Discovery of VHE gamma-rays from the high-frequency-peaked BL Lac object RGB J0152+017", H.E.S.S. collaboration, F. Aharonian et al., arXiv:0802.4021

Fig. 1: X-ray flux versus radio flux for active galaxies, from Costamante and Ghisellini (2002). Candidate VHE gamma-ray emitters are objects in the top right corner, combining high radio and X-ray flux. Objects detected in VHE gamma rays are shown by the black circles. RGB J0152+017 is shown as a red cross.
Fig. 2: Smoothed gamma-ray sky map of the region around RGB J0152+017; the color scale gives the gamma-ray flux, the black contours the 3, 4, 5 sigma significance levels.

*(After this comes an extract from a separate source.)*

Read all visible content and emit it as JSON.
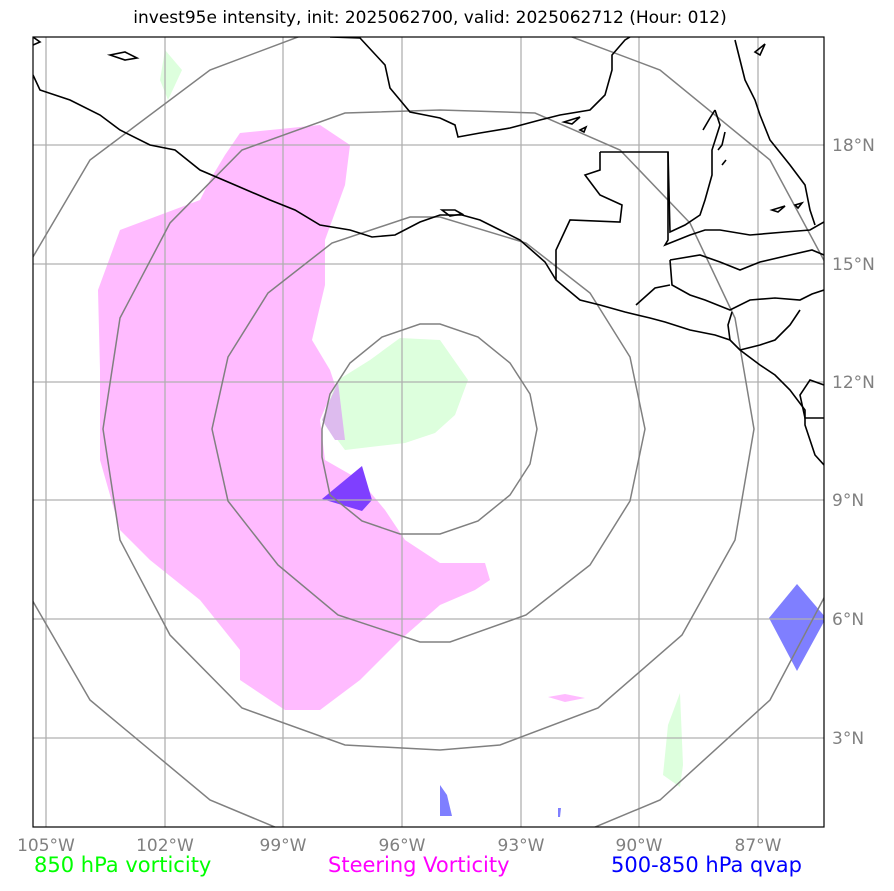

The star denotes the position of RGB J0152+017. The observed excess is consistent with a point source, the width of the distribution being compatible with the angular resolution of the instrument, has a significance of 6.6 standard deviations and the position is within the 20" errors consistent with the location of RGB J0152+017.
Fig. 3: Spectral energy distribution of radiation from RGB J0152+017; colored symbols refer to quasi-simultaneous observations by H.E.S.S., by the Swift and RXTE X-ray satellites, by the ATOM optical telescope and the Nancay radio telescope. The insets give expanded views of the X-ray and gamma-ray spectra. The solid line represents an SSC model where X-rays and gamma rays represent synchrotron radiation and inverse Compton scattering of electrons confined in a volume of about 1015 cm, moving at highly relativistic speed. An additional syncrotron component from a more extended region is added to explain the radio flux.